Ein Journalist wollte Einsicht in die Grundbücher einer Fliegerhorstsiedlung nehmen und begründete dies damit, dass er sich mit den Themen Wirtschaftskriminalität, unterdrückte Pressefreiheit, Politverflechtungen, Justizdefizite und Mängel im Gutachterwesen auseinandersetzen würde. Seiner Aussage nach befasse er sich mit „Belangen von öffentlichem Interesse aufgrund Gesundheits- und Umweltgefahren im Zusammenhang mit ehemaligen militärischen Liegenschaften“ (OLG München, Beschl. v. 20.04.2016 – Az. 34 Wx 407/15).

Notwendigkeit von konkreten inhaltlichen Angaben

Der Richter hielt diese Ausführung für eine Einsichtnahme in die Grundbücher jedoch nicht für ausreichend und versagte dem Journalisten die Einsichtnahme.
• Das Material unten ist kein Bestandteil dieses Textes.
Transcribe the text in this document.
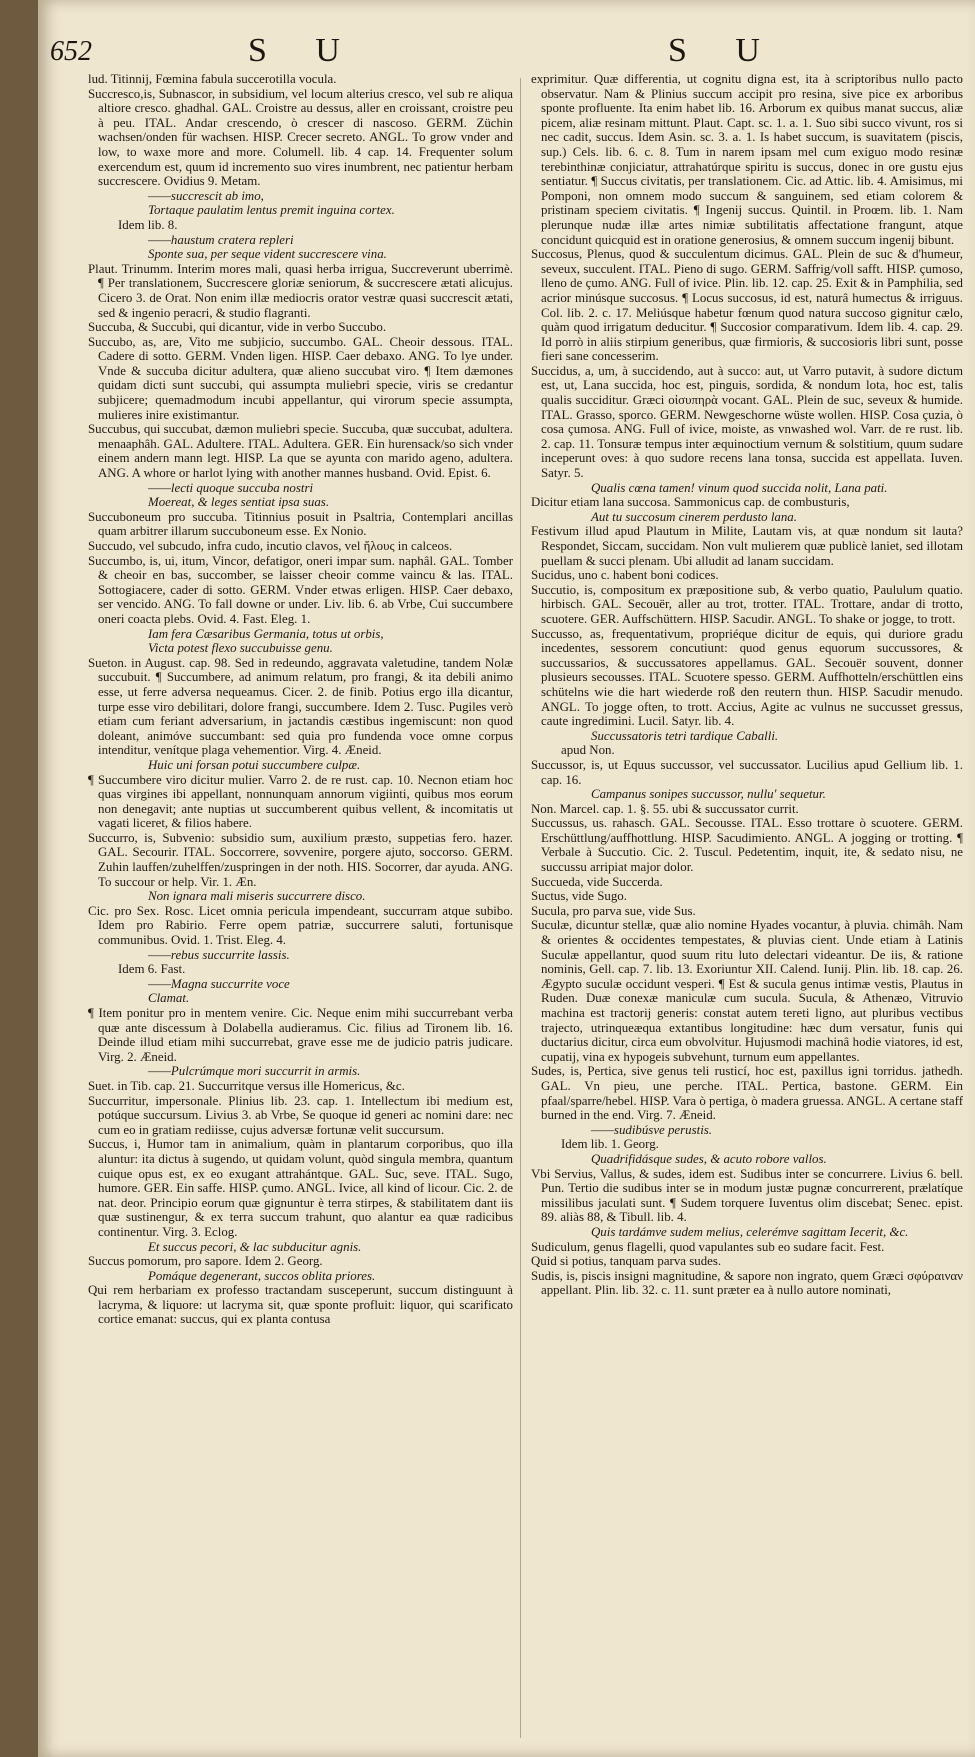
652	S U	S U

lud. Titinnij, Fœmina fabula succerotilla vocula.

Succresco,is, Subnascor, in subsidium, vel locum alterius cresco, vel sub re aliqua altiore cresco. ghadhal. GAL. Croistre au dessus, aller en croissant, croistre peu à peu. ITAL. Andar crescendo, ò crescer di nascoso. GERM. Züchin wachsen/onden für wachsen. HISP. Crecer secreto. ANGL. To grow vnder and low, to waxe more and more. Columell. lib. 4 cap. 14. Frequenter solum exercendum est, quum id incremento suo vires inumbrent, nec patientur herbam succrescere. Ovidius 9. Metam.

——succrescit ab imo,

Tortaque paulatim lentus premit inguina cortex.

Idem lib. 8.

——haustum cratera repleri

Sponte sua, per seque vident succrescere vina.

Plaut. Trinumm. Interim mores mali, quasi herba irrigua, Succreverunt uberrimè. ¶ Per translationem, Succrescere gloriæ seniorum, & succrescere ætati alicujus. Cicero 3. de Orat. Non enim illæ mediocris orator vestræ quasi succrescit ætati, sed & ingenio peracri, & studio flagranti.

Succuba, & Succubi, qui dicantur, vide in verbo Succubo.

Succubo, as, are, Vito me subjicio, succumbo. GAL. Cheoir dessous. ITAL. Cadere di sotto. GERM. Vnden ligen. HISP. Caer debaxo. ANG. To lye under. Vnde & succuba dicitur adultera, quæ alieno succubat viro. ¶ Item dæmones quidam dicti sunt succubi, qui assumpta muliebri specie, viris se credantur subjicere; quemadmodum incubi appellantur, qui virorum specie assumpta, mulieres inire existimantur.

Succubus, qui succubat, dæmon muliebri specie. Succuba, quæ succubat, adultera. menaaphâh. GAL. Adultere. ITAL. Adultera. GER. Ein hurensack/so sich vnder einem andern mann legt. HISP. La que se ayunta con marido ageno, adultera. ANG. A whore or harlot lying with another mannes husband. Ovid. Epist. 6.

——lecti quoque succuba nostri

Moereat, & leges sentiat ipsa suas.

Succuboneum pro succuba. Titinnius posuit in Psaltria, Contemplari ancillas quam arbitrer illarum succuboneum esse. Ex Nonio.

Succudo, vel subcudo, infra cudo, incutio clavos, vel ἥλους in calceos.

Succumbo, is, ui, itum, Vincor, defatigor, oneri impar sum. naphâl. GAL. Tomber & cheoir en bas, succomber, se laisser cheoir comme vaincu & las. ITAL. Sottogiacere, cader di sotto. GERM. Vnder etwas erligen. HISP. Caer debaxo, ser vencido. ANG. To fall downe or under. Liv. lib. 6. ab Vrbe, Cui succumbere oneri coacta plebs. Ovid. 4. Fast. Eleg. 1.

Iam fera Cæsaribus Germania, totus ut orbis,

Victa potest flexo succubuisse genu.

Sueton. in August. cap. 98. Sed in redeundo, aggravata valetudine, tandem Nolæ succubuit. ¶ Succumbere, ad animum relatum, pro frangi, & ita debili animo esse, ut ferre adversa nequeamus. Cicer. 2. de finib. Potius ergo illa dicantur, turpe esse viro debilitari, dolore frangi, succumbere. Idem 2. Tusc. Pugiles verò etiam cum feriant adversarium, in jactandis cæstibus ingemiscunt: non quod doleant, animóve succumbant: sed quia pro fundenda voce omne corpus intenditur, venítque plaga vehementior. Virg. 4. Æneid.

Huic uni forsan potui succumbere culpæ.

¶ Succumbere viro dicitur mulier. Varro 2. de re rust. cap. 10. Necnon etiam hoc quas virgines ibi appellant, nonnunquam annorum vigiinti, quibus mos eorum non denegavit; ante nuptias ut succumberent quibus vellent, & incomitatis ut vagati liceret, & filios habere.

Succurro, is, Subvenio: subsidio sum, auxilium præsto, suppetias fero. hazer. GAL. Secourir. ITAL. Soccorrere, sovvenire, porgere ajuto, soccorso. GERM. Zuhin lauffen/zuhelffen/zuspringen in der noth. HIS. Socorrer, dar ayuda. ANG. To succour or help. Vir. 1. Æn.

Non ignara mali miseris succurrere disco.

Cic. pro Sex. Rosc. Licet omnia pericula impendeant, succurram atque subibo. Idem pro Rabirio. Ferre opem patriæ, succurrere saluti, fortunisque communibus. Ovid. 1. Trist. Eleg. 4.

——rebus succurrite lassis.

Idem 6. Fast.

——Magna succurrite voce

Clamat.

¶ Item ponitur pro in mentem venire. Cic. Neque enim mihi succurrebant verba quæ ante discessum à Dolabella audieramus. Cic. filius ad Tironem lib. 16. Deinde illud etiam mihi succurrebat, grave esse me de judicio patris judicare. Virg. 2. Æneid.

——Pulcrúmque mori succurrit in armis.

Suet. in Tib. cap. 21. Succurritque versus ille Homericus, &c.

Succurritur, impersonale. Plinius lib. 23. cap. 1. Intellectum ibi medium est, potúque succursum. Livius 3. ab Vrbe, Se quoque id generi ac nomini dare: nec cum eo in gratiam rediisse, cujus adversæ fortunæ velit succursum.

Succus, i, Humor tam in animalium, quàm in plantarum corporibus, quo illa aluntur: ita dictus à sugendo, ut quidam volunt, quòd singula membra, quantum cuique opus est, ex eo exugant attrahántque. GAL. Suc, seve. ITAL. Sugo, humore. GER. Ein saffe. HISP. çumo. ANGL. Ivice, all kind of licour. Cic. 2. de nat. deor. Principio eorum quæ gignuntur è terra stirpes, & stabilitatem dant iis quæ sustinengur, & ex terra succum trahunt, quo alantur ea quæ radicibus continentur. Virg. 3. Eclog.

Et succus pecori, & lac subducitur agnis.

Succus pomorum, pro sapore. Idem 2. Georg.

Pomáque degenerant, succos oblita priores.

Qui rem herbariam ex professo tractandam susceperunt, succum distinguunt à lacryma, & liquore: ut lacryma sit, quæ sponte profluit: liquor, qui scarificato cortice emanat: succus, qui ex planta contusa

exprimitur. Quæ differentia, ut cognitu digna est, ita à scriptoribus nullo pacto observatur. Nam & Plinius succum accipit pro resina, sive pice ex arboribus sponte profluente. Ita enim habet lib. 16. Arborum ex quibus manat succus, aliæ picem, aliæ resinam mittunt. Plaut. Capt. sc. 1. a. 1. Suo sibi succo vivunt, ros si nec cadit, succus. Idem Asin. sc. 3. a. 1. Is habet succum, is suavitatem (piscis, sup.) Cels. lib. 6. c. 8. Tum in narem ipsam mel cum exiguo modo resinæ terebinthinæ conjiciatur, attrahatúrque spiritu is succus, donec in ore gustu ejus sentiatur. ¶ Succus civitatis, per translationem. Cic. ad Attic. lib. 4. Amisimus, mi Pomponi, non omnem modo succum & sanguinem, sed etiam colorem & pristinam speciem civitatis. ¶ Ingenij succus. Quintil. in Proœm. lib. 1. Nam plerunque nudæ illæ artes nimiæ subtilitatis affectatione frangunt, atque concidunt quicquid est in oratione generosius, & omnem succum ingenij bibunt.

Succosus, Plenus, quod & succulentum dicimus. GAL. Plein de suc & d'humeur, seveux, succulent. ITAL. Pieno di sugo. GERM. Saffrig/voll safft. HISP. çumoso, lleno de çumo. ANG. Full of ivice. Plin. lib. 12. cap. 25. Exit & in Pamphilia, sed acrior minúsque succosus. ¶ Locus succosus, id est, naturâ humectus & irriguus. Col. lib. 2. c. 17. Meliúsque habetur fœnum quod natura succoso gignitur cælo, quàm quod irrigatum deducitur. ¶ Succosior comparativum. Idem lib. 4. cap. 29. Id porrò in aliis stirpium generibus, quæ firmioris, & succosioris libri sunt, posse fieri sane concesserim.

Succidus, a, um, à succidendo, aut à succo: aut, ut Varro putavit, à sudore dictum est, ut, Lana succida, hoc est, pinguis, sordida, & nondum lota, hoc est, talis qualis succiditur. Græci οἰσυπηρὰ vocant. GAL. Plein de suc, seveux & humide. ITAL. Grasso, sporco. GERM. Newgeschorne wüste wollen. HISP. Cosa çuzia, ò cosa çumosa. ANG. Full of ivice, moiste, as vnwashed wol. Varr. de re rust. lib. 2. cap. 11. Tonsuræ tempus inter æquinoctium vernum & solstitium, quum sudare inceperunt oves: à quo sudore recens lana tonsa, succida est appellata. Iuven. Satyr. 5.

Qualis cœna tamen! vinum quod succida nolit, Lana pati.

Dicitur etiam lana succosa. Sammonicus cap. de combusturis,

Aut tu succosum cinerem perdusto lana.

Festivum illud apud Plautum in Milite, Lautam vis, at quæ nondum sit lauta? Respondet, Siccam, succidam. Non vult mulierem quæ publicè laniet, sed illotam puellam & succi plenam. Ubi alludit ad lanam succidam.

Sucidus, uno c. habent boni codices.

Succutio, is, compositum ex præpositione sub, & verbo quatio, Paululum quatio. hirbisch. GAL. Secouër, aller au trot, trotter. ITAL. Trottare, andar di trotto, scuotere. GER. Auffschüttern. HISP. Sacudir. ANGL. To shake or jogge, to trott.

Succusso, as, frequentativum, propriéque dicitur de equis, qui duriore gradu incedentes, sessorem concutiunt: quod genus equorum succussores, & succussarios, & succussatores appellamus. GAL. Secouër souvent, donner plusieurs secousses. ITAL. Scuotere spesso. GERM. Auffhotteln/erschüttlen eins schütelns wie die hart wiederde roß den reutern thun. HISP. Sacudir menudo. ANGL. To jogge often, to trott. Accius, Agite ac vulnus ne succusset gressus, caute ingredimini. Lucil. Satyr. lib. 4.

Succussatoris tetri tardique Caballi.

apud Non.

Succussor, is, ut Equus succussor, vel succussator. Lucilius apud Gellium lib. 1. cap. 16.

Campanus sonipes succussor, nullu' sequetur.

Non. Marcel. cap. 1. §. 55. ubi & succussator currit.

Succussus, us. rahasch. GAL. Secousse. ITAL. Esso trottare ò scuotere. GERM. Erschüttlung/auffhottlung. HISP. Sacudimiento. ANGL. A jogging or trotting. ¶ Verbale à Succutio. Cic. 2. Tuscul. Pedetentim, inquit, ite, & sedato nisu, ne succussu arripiat major dolor.

Succueda, vide Succerda.

Suctus, vide Sugo.

Sucula, pro parva sue, vide Sus.

Suculæ, dicuntur stellæ, quæ alio nomine Hyades vocantur, à pluvia. chimâh. Nam & orientes & occidentes tempestates, & pluvias cient. Unde etiam à Latinis Suculæ appellantur, quod suum ritu luto delectari videantur. De iis, & ratione nominis, Gell. cap. 7. lib. 13. Exoriuntur XII. Calend. Iunij. Plin. lib. 18. cap. 26. Ægypto suculæ occidunt vesperi. ¶ Est & sucula genus intimæ vestis, Plautus in Ruden. Duæ conexæ maniculæ cum sucula. Sucula, & Athenæo, Vitruvio machina est tractorij generis: constat autem tereti ligno, aut pluribus vectibus trajecto, utrinqueæqua extantibus longitudine: hæc dum versatur, funis qui ductarius dicitur, circa eum obvolvitur. Hujusmodi machinâ hodie viatores, id est, cupatij, vina ex hypogeis subvehunt, turnum eum appellantes.

Sudes, is, Pertica, sive genus teli rusticí, hoc est, paxillus igni torridus. jathedh. GAL. Vn pieu, une perche. ITAL. Pertica, bastone. GERM. Ein pfaal/sparre/hebel. HISP. Vara ò pertiga, ò madera gruessa. ANGL. A certane staff burned in the end. Virg. 7. Æneid.

——sudibúsve perustis.

Idem lib. 1. Georg.

Quadrifidásque sudes, & acuto robore vallos.

Vbi Servius, Vallus, & sudes, idem est. Sudibus inter se concurrere. Livius 6. bell. Pun. Tertio die sudibus inter se in modum justæ pugnæ concurrerent, prælatíque missilibus jaculati sunt. ¶ Sudem torquere Iuventus olim discebat; Senec. epist. 89. aliàs 88, & Tibull. lib. 4.

Quis tardámve sudem melius, celerémve sagittam Iecerit, &c.

Sudiculum, genus flagelli, quod vapulantes sub eo sudare facit. Fest.

Quid si potius, tanquam parva sudes.

Sudis, is, piscis insigni magnitudine, & sapore non ingrato, quem Græci σφύραιναν appellant. Plin. lib. 32. c. 11. sunt præter ea à nullo autore nominati,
Demnach sei eine nähere Begründung erforderlich, warum gerade genau dieses spezielle Objekt überprüft werden soll. Eine bloß schlagwortartige Auflistung von allgemeinen Gründen, wie im vorliegenden Fall, sei nicht genügend. Vielmehr seien auch konkrete inhaltliche Angaben notwendig, um eine Genehmigung zu erhalten.

Auf diese Voraussetzungen habe es auch keinen Einfluss, welche Person Eigentümer des besagten Grundstücks sei.  Alleine die Tatsache, dass sich ein Grundstück im Eigentum einer bundesunmittelbaren Anstalt befinde, begründe noch keine journalistische Ermittlungstätigkeit.

In einem anderen Fall, welcher sich mit Daten eines konkreten Grundstücks befasste, wurde die Einsichtnahme in das Grundbuch jedoch gestattet (OLG München, Beschl. v. 20.04.2016 – Az. 34 Wx 127/16). Der Journalist führte an, dass er Informationen über angebliche finanzielle Schwierigkeiten des Eigentümers habe und er deshalb eine Übersicht über die Belastungen und Eigentumsverhältnisse des Grundstücks benötige.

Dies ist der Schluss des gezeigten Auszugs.